To Colonel Ann Hawkes Hay
West Point Augt 2d 79
Sensible of the distresses which you must suffer from the repeated depredations of the enemy on your property, it gives me real pain that I have it not in my power to comply with your request1 respecting an order for Clothing. I am not at liberty to appropriate any part of the public supplies to a purpose different from that for which it was intended; and those in the article of cloathing are so scanty and the wants and distresses of the officers so great, that if I had the power, I could not exercise it without prejudice to them—These considerations will not permit me to yield to the inclination I feel to oblige a Gentleman who has made such sacrifices, as you have done, to his attachment to the common cause.2 I am with great esteem Sir Yr most Obedt sert.
Df, in Alexander Hamilton’s writing, DLC:GW; Varick transcript, DLC:GW.
1. At this point on the manuscript, GW’s aide-de-camp Alexander Hamilton, who penned the draft, crossed out the following words: “contained in your letter dated the 30th of July.” This letter has not been found.

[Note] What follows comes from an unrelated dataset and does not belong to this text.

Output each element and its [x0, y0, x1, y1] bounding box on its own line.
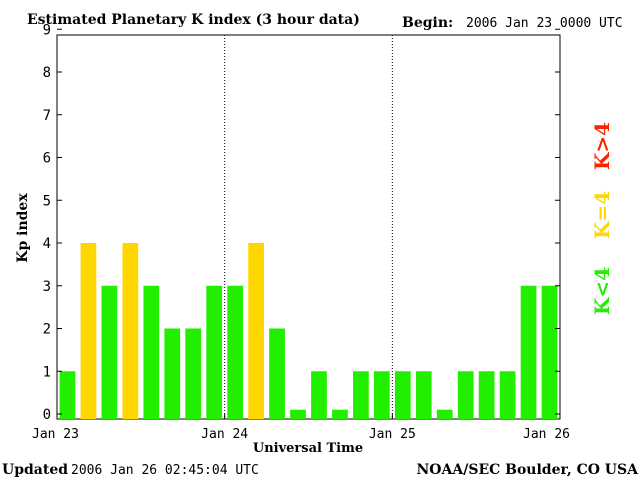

2. For Hay’s description of the distress of his family resulting from the destruction of his house and property at Haverstraw, N.Y., during British raids in the fall of 1777 and the summer of 1779, see Hay to George Clinton, 22 June 1780, in Hastings and Holden, Clinton Papers, description begins Hugh Hastings and J. A. Holden, eds. Public Papers of George Clinton, First Governor of New York, 1777–1795, 1801–1804. 10 vols. 1899–1914. Reprint. New York, 1973. description ends 5:877–80.